Hoofdstuk 30 wordt hieronder samengevat en/of een of meer passages worden becommentarieerd.

Samenvatting

Kort: Vervolg Jakobs zegen in kinderen (1-24), Jakobs zegen in aardse rijkdom (35-43).

Rachel, ontevreden over haar onvruchtbaarheid, geeft Jakob haar dienstmaagd Bilha, die hem Dan en Naftali baart (1-8). Insgelijks geeft Lea, ophoudend te baren, Jakob haar dienstmaagd Zilpa, die hem Gad en Aser baart (9-13). Ruben vindt liefdesappels, die met Rachel 'ruilt' voor Jakob, die dan bij haar inkomt. God verhoort Lea en zij baart Issaschar, Zebulon en een dochter Dina (14-21). Ten laatste baart ook Rachel Jozef (22-24). Wanneer nu Jakob begeert met zijn huisgezin naar zijn land te trekken, houdt Laban hem met een nieuw beding van loon (25-34). Jakob wordt, tegen Labans vermoeden, zeer rijk door God gezegend (35-43).

Gen. 30:6

Ge 30:6 Toen zeide Rachel: God heeft mij gericht, en ook mijn stem verhoord, en heeft mij een zoon gegeven; daarom noemde zij zijn naam Dan. (SV)

Dan. D.i. "Rechter", zie Dan.

Gen. 30:8

Ge 30:8 Toen zeide Rachel: Ik heb worstelingen Gods met mijn zuster geworsteld; ook heb ik de overhand gehad; en zij noemde zijn naam Nafthali. (SV)

Naftali = “mijn strijd”, zie Naftali.

Gen. 30:11

Ge 30:11  Toen zeide Lea: Er komt een hoop! en zij noemde zijn naam Gad. (SV)

Gad. D.i. 'geluk', zie Gad.

Gen. 30:13

Ge 30:13  Toen zeide Lea: Tot mijn geluk! want de dochters zullen mij gelukkig achten; en zij noemde zijn naam Aser. (SV)

Aser. D.i. 'gelukkig', zie Aser.

Gen. 30:14

Ge 30:14   En Ruben ging in de dagen van de tarweoogst, en hij vond Dudaïm in het veld, en hij bracht die tot zijn moeder Lea. Toen zeide Rachel tot Lea: Geef mij toch van uws zoons Dudaïm. (SV)

Dudaïm. In moderne vertalingen: liefdesappels.

Gen. 30:18

Ge 30:18  Toen zeide Lea: God heeft mijn loon gegeven, nadat ik mijn dienstmaagd aan mijn man gegeven heb; en zij noemde zijn naam Issaschar. (SV)

Issaschar.

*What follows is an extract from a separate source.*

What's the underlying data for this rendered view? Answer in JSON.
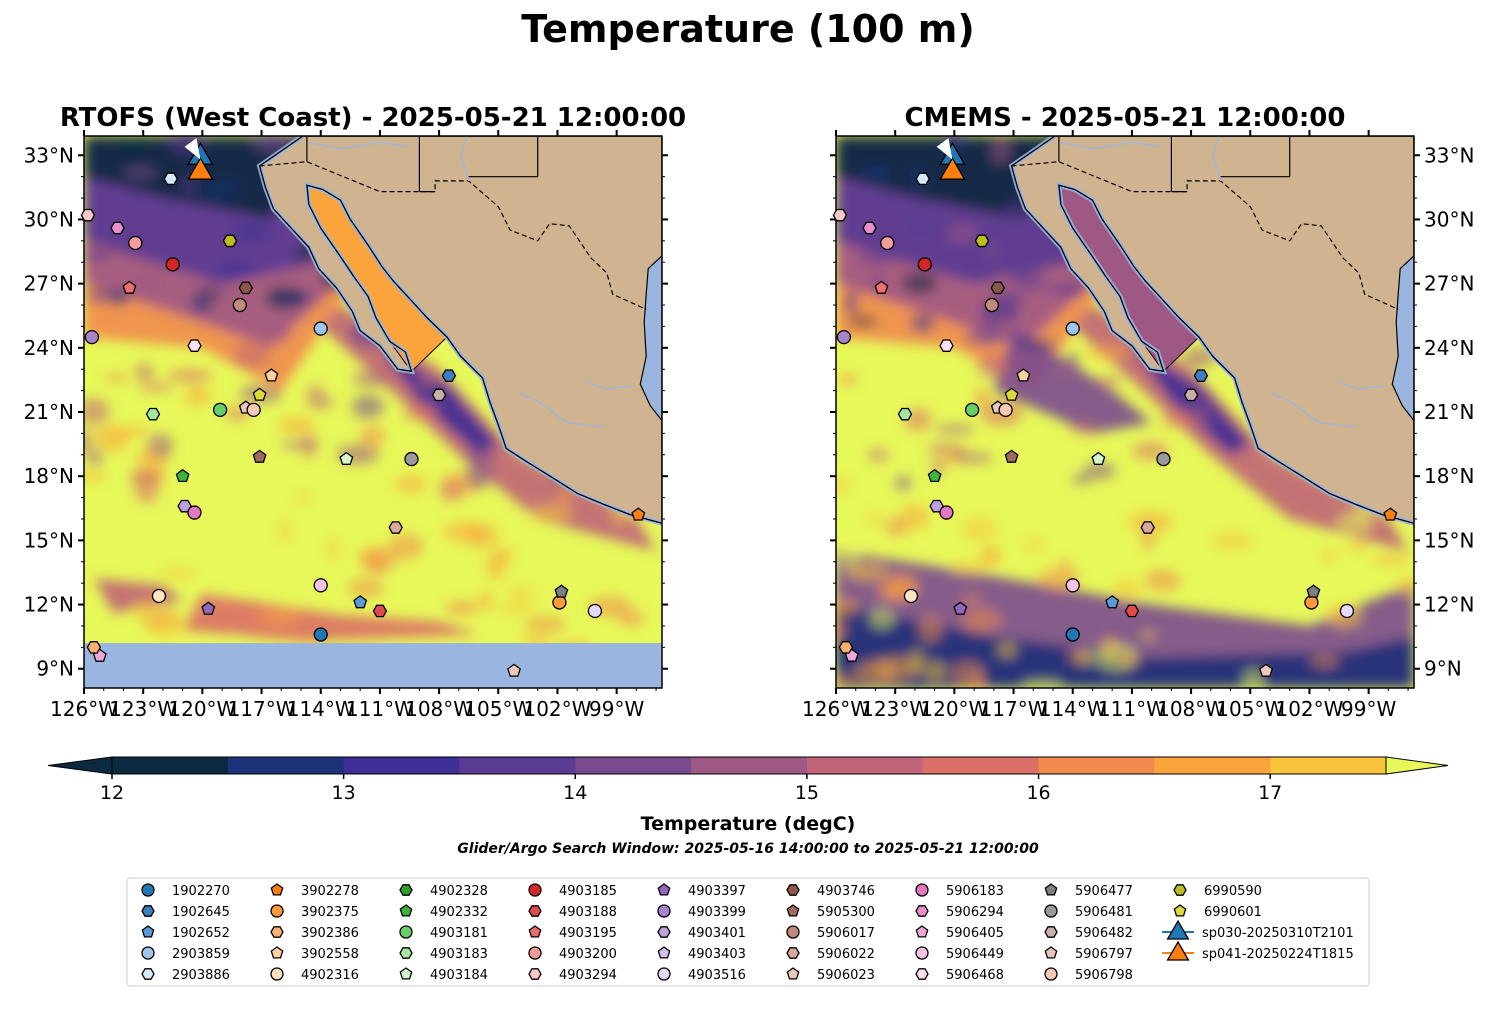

Zie Issaschar.

Gen. 30:20

Ge 30:20  En Lea zeide: God heeft mij, mij [heeft] [Hij] begiftigd met een goede gift; ditmaal zal mijn man mij bijwonen; want ik heb hem zes zonen gebaard; en zij noemde zijn naam Zebulon. (SV)

Zebulon. D.i. 'Bijwoning', zie Zebulon.

Gen. 30:21

Ge 30:21  En zij baarde daarna een dochter; en zij noemde haar naam Dina. (SV)

Dina. D.i. 'Uitspraak'. Zie Dina.

Gen. 30:24

Ge 30:24  En zij noemde zijn naam Jozef, zeggende: De HEERE voege mij een anderen zoon daartoe. SV)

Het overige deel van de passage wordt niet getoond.